Sacred Six, previously styled as sacredsix, is a brand new spinoff of Christopher Priest's Vampirella run. As someone who has never read a Vampirella comic before but enjoys Priest's writing, Sacred Six seemed like it would make sense as an entry point. It boasts an enviable art team, with Gabriel Ibarra supplying the main artwork and Jae Lee, whose art on Stephen King's The Dark Tower graphic novels still haunts me to this day, illustrating the prologue. A lengthy introductory paragraph gives a summary of what we need to know before reading, which we'll get into below, but first: does Sacred Six #1 work for someone who hasn't followed Vampirella?
Kind of. The issue is structured in short vignettes that introduce crucial characters, starting with Jordan and Malik, two kids walking home from school. This, the first sequence in the book, is one of the most interesting, as Malik tells Jordan a story about a Pharoah — "a teenage girl-king" from Thebes, Egypt 1458 B.C.E.
The modern-day voice of Malik's narration over the flashback scenes of ancient history is inspired, which makes it a little sad that Malik and Jordan are so quickly gone from the narrative. The book cuts, six pages in, away from them, and doesn't go back. Instead, we dive into the story that the preamble explained: a tale of two towns in the same county, Ashthorne and the City of Sacred. The towns are at odds, with Ashthorne populated by pacifist vampires who don't prey on humans and the City of Sacred filled with, as the vampires describe, "religious fanatics" who want to destroy the peaceful vamps.
After the lynching of a zombie, who was attacked because he was assumed to be a vampire by the denizens of the City of Sacred, the vampires of Ashthorne meet to discuss their problem, this, the battle between the two towns, the meddling of Cadirata, an ancient vampire who wants to go to war with the City of Sacred, is compelling. It reminds me of True Blood in all of its allegorical goodness, as well as in its dark humor. The dramatic depiction of the zombie hanging from the tree, only for the creature, introduced as Sully, to say mutter, "I'm really getting sick of this" after being taken down is a standout moment. It's when the narrative strays from the tension between these two towns that I found it, as a new reader, most hard to follow. We're introduced to Chastity, who shoots zombies in a blaze of glory before the big pull back to reveal she's shooting a movie. Mid-page rapid cuts to a pile of final notices and Chastity in a vacant airport, followed by a cut to Draculina and people watching her, were tough to follow.
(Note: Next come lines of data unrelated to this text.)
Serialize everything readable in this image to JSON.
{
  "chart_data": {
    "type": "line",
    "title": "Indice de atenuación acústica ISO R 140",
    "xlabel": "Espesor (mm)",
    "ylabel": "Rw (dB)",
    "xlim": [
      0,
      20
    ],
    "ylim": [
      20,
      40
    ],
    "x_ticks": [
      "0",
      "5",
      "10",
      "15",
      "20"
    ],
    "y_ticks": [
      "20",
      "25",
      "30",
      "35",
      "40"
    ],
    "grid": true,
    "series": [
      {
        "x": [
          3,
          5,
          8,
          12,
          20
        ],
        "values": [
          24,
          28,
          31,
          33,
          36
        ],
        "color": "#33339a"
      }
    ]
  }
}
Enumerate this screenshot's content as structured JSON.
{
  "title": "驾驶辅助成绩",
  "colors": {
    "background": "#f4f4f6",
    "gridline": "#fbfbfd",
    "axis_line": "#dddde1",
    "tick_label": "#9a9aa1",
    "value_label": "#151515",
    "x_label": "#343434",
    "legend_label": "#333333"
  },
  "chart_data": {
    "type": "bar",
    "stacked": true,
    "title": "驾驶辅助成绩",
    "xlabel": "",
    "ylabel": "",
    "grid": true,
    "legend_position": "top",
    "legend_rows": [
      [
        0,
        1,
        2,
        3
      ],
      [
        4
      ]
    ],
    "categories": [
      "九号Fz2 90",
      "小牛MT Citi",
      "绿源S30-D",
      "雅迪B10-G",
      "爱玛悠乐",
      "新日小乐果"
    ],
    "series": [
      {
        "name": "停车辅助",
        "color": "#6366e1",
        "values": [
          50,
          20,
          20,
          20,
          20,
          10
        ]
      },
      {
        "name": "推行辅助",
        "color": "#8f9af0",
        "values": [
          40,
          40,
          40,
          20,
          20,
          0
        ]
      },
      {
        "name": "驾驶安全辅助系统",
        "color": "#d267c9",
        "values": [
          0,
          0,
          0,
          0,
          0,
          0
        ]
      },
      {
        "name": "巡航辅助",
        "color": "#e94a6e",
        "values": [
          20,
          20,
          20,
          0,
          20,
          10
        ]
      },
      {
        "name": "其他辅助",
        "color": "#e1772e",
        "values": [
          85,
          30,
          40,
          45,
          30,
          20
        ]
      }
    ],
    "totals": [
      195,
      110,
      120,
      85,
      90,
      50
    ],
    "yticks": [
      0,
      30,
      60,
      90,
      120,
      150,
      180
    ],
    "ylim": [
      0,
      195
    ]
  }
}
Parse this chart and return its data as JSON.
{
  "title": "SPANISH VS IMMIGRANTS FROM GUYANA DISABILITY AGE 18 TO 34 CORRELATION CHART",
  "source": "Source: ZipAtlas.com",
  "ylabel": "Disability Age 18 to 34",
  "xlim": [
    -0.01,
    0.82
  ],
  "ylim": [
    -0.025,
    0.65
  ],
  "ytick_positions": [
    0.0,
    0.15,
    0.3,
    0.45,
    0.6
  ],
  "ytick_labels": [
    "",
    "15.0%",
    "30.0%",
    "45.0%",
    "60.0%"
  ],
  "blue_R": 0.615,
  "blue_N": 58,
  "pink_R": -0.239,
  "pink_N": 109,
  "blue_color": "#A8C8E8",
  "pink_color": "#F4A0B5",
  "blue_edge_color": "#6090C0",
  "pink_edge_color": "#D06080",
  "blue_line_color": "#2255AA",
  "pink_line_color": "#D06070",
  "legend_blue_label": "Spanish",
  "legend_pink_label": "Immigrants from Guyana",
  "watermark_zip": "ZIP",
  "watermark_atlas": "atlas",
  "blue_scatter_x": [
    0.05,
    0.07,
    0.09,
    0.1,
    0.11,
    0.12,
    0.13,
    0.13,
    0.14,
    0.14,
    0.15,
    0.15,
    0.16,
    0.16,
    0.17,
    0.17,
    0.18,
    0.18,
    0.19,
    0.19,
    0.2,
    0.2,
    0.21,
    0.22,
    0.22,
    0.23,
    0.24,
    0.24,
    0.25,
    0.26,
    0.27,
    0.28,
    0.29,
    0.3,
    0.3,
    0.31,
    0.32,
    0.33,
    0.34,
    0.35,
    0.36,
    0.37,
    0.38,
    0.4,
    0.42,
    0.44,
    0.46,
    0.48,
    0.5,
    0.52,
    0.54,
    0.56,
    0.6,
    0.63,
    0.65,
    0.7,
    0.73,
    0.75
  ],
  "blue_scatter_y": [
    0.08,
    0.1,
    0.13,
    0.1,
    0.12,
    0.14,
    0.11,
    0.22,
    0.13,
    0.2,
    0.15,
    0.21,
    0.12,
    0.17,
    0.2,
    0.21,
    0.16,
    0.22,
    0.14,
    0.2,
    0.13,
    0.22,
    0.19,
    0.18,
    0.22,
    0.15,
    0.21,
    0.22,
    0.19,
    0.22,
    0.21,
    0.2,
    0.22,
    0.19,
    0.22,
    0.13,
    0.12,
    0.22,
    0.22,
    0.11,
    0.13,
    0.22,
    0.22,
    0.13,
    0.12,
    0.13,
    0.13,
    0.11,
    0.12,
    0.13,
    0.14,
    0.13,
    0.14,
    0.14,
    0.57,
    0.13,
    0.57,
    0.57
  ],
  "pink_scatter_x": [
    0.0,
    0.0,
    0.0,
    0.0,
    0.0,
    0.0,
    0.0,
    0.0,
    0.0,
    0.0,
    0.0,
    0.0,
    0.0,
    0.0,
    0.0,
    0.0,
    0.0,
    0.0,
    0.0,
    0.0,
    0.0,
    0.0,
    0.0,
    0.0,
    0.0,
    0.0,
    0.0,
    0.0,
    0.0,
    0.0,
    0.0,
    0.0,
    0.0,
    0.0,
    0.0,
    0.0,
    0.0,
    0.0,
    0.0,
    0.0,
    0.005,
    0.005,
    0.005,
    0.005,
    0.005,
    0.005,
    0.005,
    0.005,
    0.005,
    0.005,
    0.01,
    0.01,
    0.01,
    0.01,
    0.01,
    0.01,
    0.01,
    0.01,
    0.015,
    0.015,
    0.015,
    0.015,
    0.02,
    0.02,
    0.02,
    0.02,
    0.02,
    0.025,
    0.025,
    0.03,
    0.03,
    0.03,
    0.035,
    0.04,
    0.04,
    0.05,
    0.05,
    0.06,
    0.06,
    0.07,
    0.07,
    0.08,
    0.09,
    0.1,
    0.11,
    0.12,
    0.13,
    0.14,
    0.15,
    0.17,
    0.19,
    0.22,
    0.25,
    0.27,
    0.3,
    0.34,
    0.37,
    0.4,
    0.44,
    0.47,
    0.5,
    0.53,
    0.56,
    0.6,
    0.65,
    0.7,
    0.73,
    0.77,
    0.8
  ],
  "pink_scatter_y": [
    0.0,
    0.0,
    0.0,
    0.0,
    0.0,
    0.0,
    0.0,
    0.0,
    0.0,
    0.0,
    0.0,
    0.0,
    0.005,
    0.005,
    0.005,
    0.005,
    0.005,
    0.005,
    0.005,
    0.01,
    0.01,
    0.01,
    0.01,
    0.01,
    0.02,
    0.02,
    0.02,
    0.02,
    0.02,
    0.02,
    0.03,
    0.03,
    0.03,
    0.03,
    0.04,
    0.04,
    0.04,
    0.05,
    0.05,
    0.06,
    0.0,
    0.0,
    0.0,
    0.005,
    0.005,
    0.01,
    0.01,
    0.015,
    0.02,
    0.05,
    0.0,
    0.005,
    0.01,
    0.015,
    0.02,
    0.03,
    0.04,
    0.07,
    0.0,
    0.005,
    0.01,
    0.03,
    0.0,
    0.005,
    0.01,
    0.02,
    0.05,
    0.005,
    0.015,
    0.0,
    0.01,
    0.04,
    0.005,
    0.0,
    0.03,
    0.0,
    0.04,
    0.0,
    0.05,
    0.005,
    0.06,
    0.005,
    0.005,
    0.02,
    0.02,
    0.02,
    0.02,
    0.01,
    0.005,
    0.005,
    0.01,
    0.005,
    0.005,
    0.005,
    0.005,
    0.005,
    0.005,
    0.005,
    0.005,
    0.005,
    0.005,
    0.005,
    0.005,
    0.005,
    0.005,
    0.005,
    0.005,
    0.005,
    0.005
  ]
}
While the narrative remains compelling and the art by both artists as well as colorists June Chang and Mohan and letterer Willie Schubert make for a beautiful book, almost every panel is a medium or close-up shot. This leads to a great deal of dialogue coming from off-panel, as the art focuses so closely on the characters that it is difficult to tell what is going on around them. Wider shots, or just a greater variety of angles and perspectives, would make this book easier to follow. New readers are meeting a large cast for the first time, so any visual cues to help contextualize these characters in every scene would have improved upon the comic.
All in all, Sacred Six #1 is well-written if a bit hard to follow for the uninitiated. It's the opening scroll of text that gives enough background information to save this issue. The story of the conflict between Ashthorne and City of Sacred seems like one that will be worth following, but my advice would be to begin where editor Matt Idelson, in one of his captions, harkens back to Priest's Vampirella run.